Can you tell us about how this collaboration came about?
Carine [Rotifeld, Karl Lagerfeld’s official Style Advisor] approached me at the beginning of last year and I was shocked - but in a very positive way! I actually started working on the collection that very same day. I thought it would be such a privilege to work with her and the brand and to learn from her. It’s been an amazing opportunity and I am so happy to be able to do this. I wanted this collaboration to be very strong and meaningful - to do something for Karl that also reflected my own background.
Which elements of Karl’s legacy did you look to incorporate in the collection and how did you express these themes via the pieces?
Karl was all about reinventing himself, so for me this feels like a unique opportunity to fuse my vision of fashion with Karl’s Parisian-chic attitude.
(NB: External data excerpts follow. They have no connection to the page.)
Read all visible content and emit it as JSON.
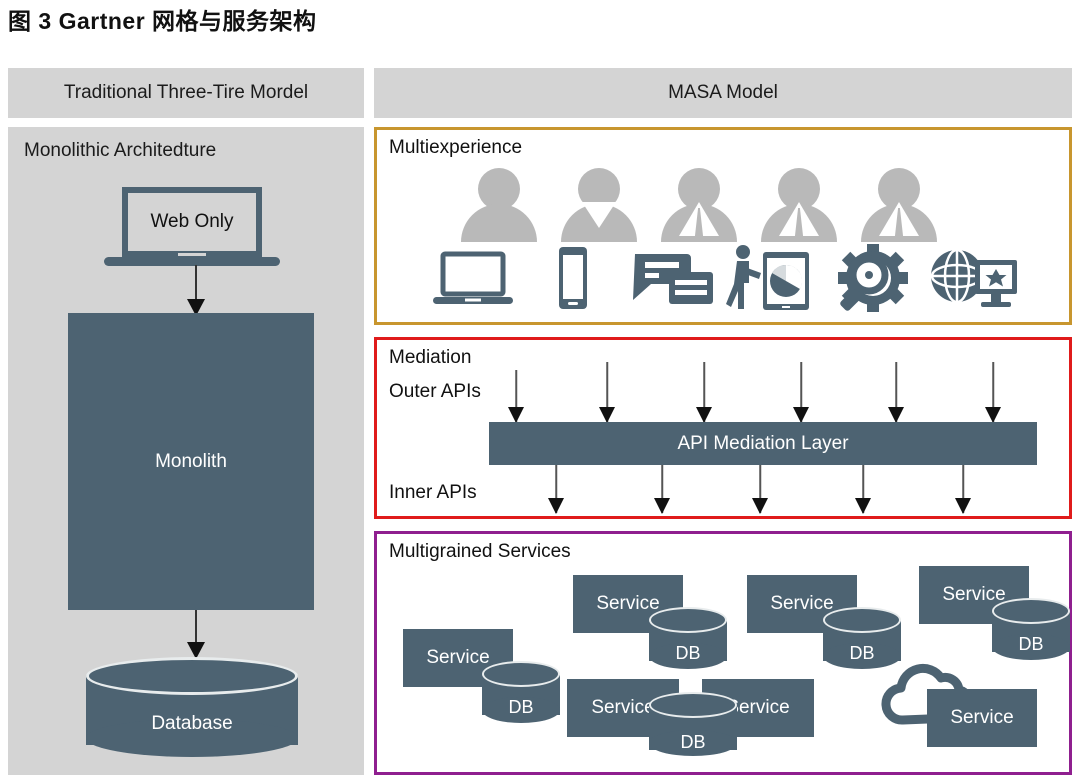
{
  "figure": {
    "title": "图 3  Gartner 网格与服务架构"
  },
  "colors": {
    "slate": "#4d6372",
    "panel_gray": "#d4d4d4",
    "header_gray": "#d4d4d4",
    "multiexperience_border": "#c8962e",
    "mediation_border": "#e01b1b",
    "services_border": "#8f1f8f",
    "persona_gray": "#b9b9b9"
  },
  "headers": {
    "left": "Traditional Three-Tire Mordel",
    "right": "MASA Model"
  },
  "left_column": {
    "title": "Monolithic Architedture",
    "laptop_label": "Web Only",
    "monolith_label": "Monolith",
    "database_label": "Database",
    "laptop_icon": "laptop-icon",
    "database_icon": "database-cylinder-icon"
  },
  "multiexperience": {
    "title": "Multiexperience",
    "personas": [
      {
        "name": "persona-plain-1",
        "style": "plain"
      },
      {
        "name": "persona-vneck-2",
        "style": "vneck"
      },
      {
        "name": "persona-suit-3",
        "style": "suit"
      },
      {
        "name": "persona-suit-4",
        "style": "suit"
      },
      {
        "name": "persona-suit-5",
        "style": "suit"
      }
    ],
    "devices": [
      {
        "name": "laptop-icon"
      },
      {
        "name": "mobile-phone-icon"
      },
      {
        "name": "chat-bubbles-icon"
      },
      {
        "name": "person-analytics-tablet-icon"
      },
      {
        "name": "gear-magnifier-icon"
      },
      {
        "name": "globe-monitor-icon"
      }
    ]
  },
  "mediation": {
    "title": "Mediation",
    "outer_apis_label": "Outer APIs",
    "inner_apis_label": "Inner APIs",
    "layer_label": "API Mediation Layer",
    "outer_arrow_count": 6,
    "inner_arrow_count": 5
  },
  "services": {
    "title": "Multigrained Services",
    "service_label": "Service",
    "db_label": "DB",
    "nodes": [
      {
        "name": "service-node-1",
        "service": "Service",
        "db": "DB"
      },
      {
        "name": "service-node-2",
        "service": "Service",
        "db": "DB"
      },
      {
        "name": "service-node-3",
        "service": "Service",
        "db": "DB"
      },
      {
        "name": "service-node-4",
        "service": "Service",
        "db": "DB"
      },
      {
        "name": "service-node-5",
        "service": "Service",
        "db": "DB"
      },
      {
        "name": "service-node-6",
        "service": "Service",
        "db": ""
      }
    ],
    "cloud_icon": "cloud-icon"
  }
}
For example, we’ve taken inspiration from the Igbo tribe in Nigeria with the Uli Body tattoo print that we added onto knitwear. You can see African crafts in a different way, and this is something that’s very important to me.
I researched a lot about pre-colonial and post-colonial time in Africa, and a lot about Karl. In every single design there will be elements from all over Africa, not just one particular place. I looked at prints from Zanzibar; I’ve transformed a traditional black-and-white floor mat into a garment. And then I looked to Karl and thought about how he dressed; how we could make [the collection] something very wearable and aristocratic at the same time.
What were other themes that you wanted to focus on and how were these realised in the collection?
One of the main themes is my world and vision in Lagos and juxtaposing it with Karl’s Paris - which in a way is also my Paris, as I spend a lot of time there, too. But also, the collection is about craftsmanship and collaboration. To be with Hun Kim, Design Director of the Maison, together in one room, was a lot of fun.
Do you have a favourite piece from the capsule?
Not really, actually - I love how it looks together as a whole. I do love the black-and-white pants and the two knitted sets.
In terms of production processes, can you tell us about some of the trials and tribulations of producing a collection in the midst of such a difficult time?
During quarantine, I was in Nigeria, so I wasn’t able to leave the country. I was travelling to places that I’d never been to before and ended up finding new artisans within my own country. Earlier this year, Carine and I met up at the Maison in Paris and we styled the items in Karl’s former office, which was a very emotional moment.
What was it like working in collaboration with such an established house?
I feel like I’m sitting beside Karl and telling a story and expressing myself with this collection. I’ve also picked up so much from Carine’s style. I’m using the word “sexy” a lot, which is totally from Carine. She’s chic! She wears heels 24/7. I’ve also gained so much confidence from spending time with her and the rest of the team.
What are the most important factors to you in your work as a designer?
Life. People’s stories. People’s honesty. How truthful you can be to yourself. What comes first is what’s inside you, and if you can connect with your inner spirit as a creative person, it’s very honest and loyal. Once you get that, voilà, that’s it!
Your work brings together your Nigerian heritage alongside the European influence of your Viennese upbringing. Can you describe the interplay of these two cultures in your work and your process as a designer?
I feel like now I’m more hardcore into Africa. I love it so much. There are so many things to do and so much to choose from; it’s about finding beauty everywhere. My Western upbringing, however, has helped me understand Karl’s design vision and the attributes of the brand. I think, in this way, it makes me capable of combining the best of both worlds.